Friday, June 12, 2009

Sarah Palin’s Political Ugliness

Sarah Palin, appearing on NBC’s Today Show Friday morning, inched a little closer to crazy, arguing that David Letterman owes women an apology for “contributing to the kind of that thread that is throughout our culture that makes it sound like it is OK to talk about young girls in that way, where it’s kind of OK, accepted and funny to talk about statutory rape,” adding that “It’s not cool. It’s not funny.” Palin said that it is time to rise up against Letterman’s brand of humor.

Sarah Palin’s point about Letterman’s humor, whatever it once was, is now lost for a number of reasons, the most obvious that she and her “team” are using this as way to bring back the Alaskan Governor into the daily news cycle – a political maneuver once more at the expense of her children, the very children she claims to be eager to protect from the harsh spotlight of society.

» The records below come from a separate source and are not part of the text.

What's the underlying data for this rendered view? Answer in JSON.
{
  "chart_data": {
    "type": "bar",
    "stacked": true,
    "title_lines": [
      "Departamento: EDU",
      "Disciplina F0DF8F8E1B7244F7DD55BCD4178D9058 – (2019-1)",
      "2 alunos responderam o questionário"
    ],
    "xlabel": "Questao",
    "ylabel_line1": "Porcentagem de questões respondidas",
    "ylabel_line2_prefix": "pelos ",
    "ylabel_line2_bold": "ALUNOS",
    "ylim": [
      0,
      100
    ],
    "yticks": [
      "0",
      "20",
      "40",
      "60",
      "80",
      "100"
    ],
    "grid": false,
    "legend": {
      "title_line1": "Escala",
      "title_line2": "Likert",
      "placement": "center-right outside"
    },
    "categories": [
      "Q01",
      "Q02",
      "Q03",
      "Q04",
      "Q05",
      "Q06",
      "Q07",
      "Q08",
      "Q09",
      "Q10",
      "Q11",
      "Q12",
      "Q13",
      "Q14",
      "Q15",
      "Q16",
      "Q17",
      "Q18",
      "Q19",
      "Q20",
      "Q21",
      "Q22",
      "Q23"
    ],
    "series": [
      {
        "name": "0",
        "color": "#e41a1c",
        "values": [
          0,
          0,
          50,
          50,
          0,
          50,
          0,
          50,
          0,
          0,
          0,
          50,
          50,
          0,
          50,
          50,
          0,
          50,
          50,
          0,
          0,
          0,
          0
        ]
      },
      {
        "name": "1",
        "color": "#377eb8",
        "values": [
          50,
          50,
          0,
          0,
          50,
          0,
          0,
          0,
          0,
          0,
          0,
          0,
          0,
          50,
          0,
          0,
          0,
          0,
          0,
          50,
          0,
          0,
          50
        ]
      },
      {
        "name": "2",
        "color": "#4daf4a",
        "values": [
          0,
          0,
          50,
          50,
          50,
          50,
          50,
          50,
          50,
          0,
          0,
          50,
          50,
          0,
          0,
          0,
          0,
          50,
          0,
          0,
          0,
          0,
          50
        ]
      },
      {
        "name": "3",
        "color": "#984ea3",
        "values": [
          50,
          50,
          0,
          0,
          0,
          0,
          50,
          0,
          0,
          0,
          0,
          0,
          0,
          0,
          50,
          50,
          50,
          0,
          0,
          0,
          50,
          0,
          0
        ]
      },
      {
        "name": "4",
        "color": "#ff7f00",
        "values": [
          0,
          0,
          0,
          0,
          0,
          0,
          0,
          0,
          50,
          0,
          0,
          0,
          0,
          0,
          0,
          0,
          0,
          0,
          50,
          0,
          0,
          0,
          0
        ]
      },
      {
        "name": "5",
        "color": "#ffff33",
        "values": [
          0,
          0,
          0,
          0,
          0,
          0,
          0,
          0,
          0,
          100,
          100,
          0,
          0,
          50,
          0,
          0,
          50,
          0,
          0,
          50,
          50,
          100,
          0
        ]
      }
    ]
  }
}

It is horrid, her kind of cynicism masquerading as concern, and ought to serve as a reminder that the middle-class mainstream deportment of Sarah Palin is a rather conveniently contrived act meant to collect political currency and absolutely nothing more. Letterman, whom by his own admission, makes jokes that are often not funny and cannot be defended, offered an apology, a rather stunning gesture by a comedian given that comedian rarely, if ever at all admit to be contrite about an attack, and rather than accept it, which would have been to Palin’s credit, she uses it to distract the public not only from the Republican party that is now a ghost of what it once was, and her own political missteps, one – charges of plagiarism for stealing something Newt Gingrich said, as recent as late last week. Letterman’s jokes may have been ugly, but it is Sarah Palin’s character that is clearly ugly.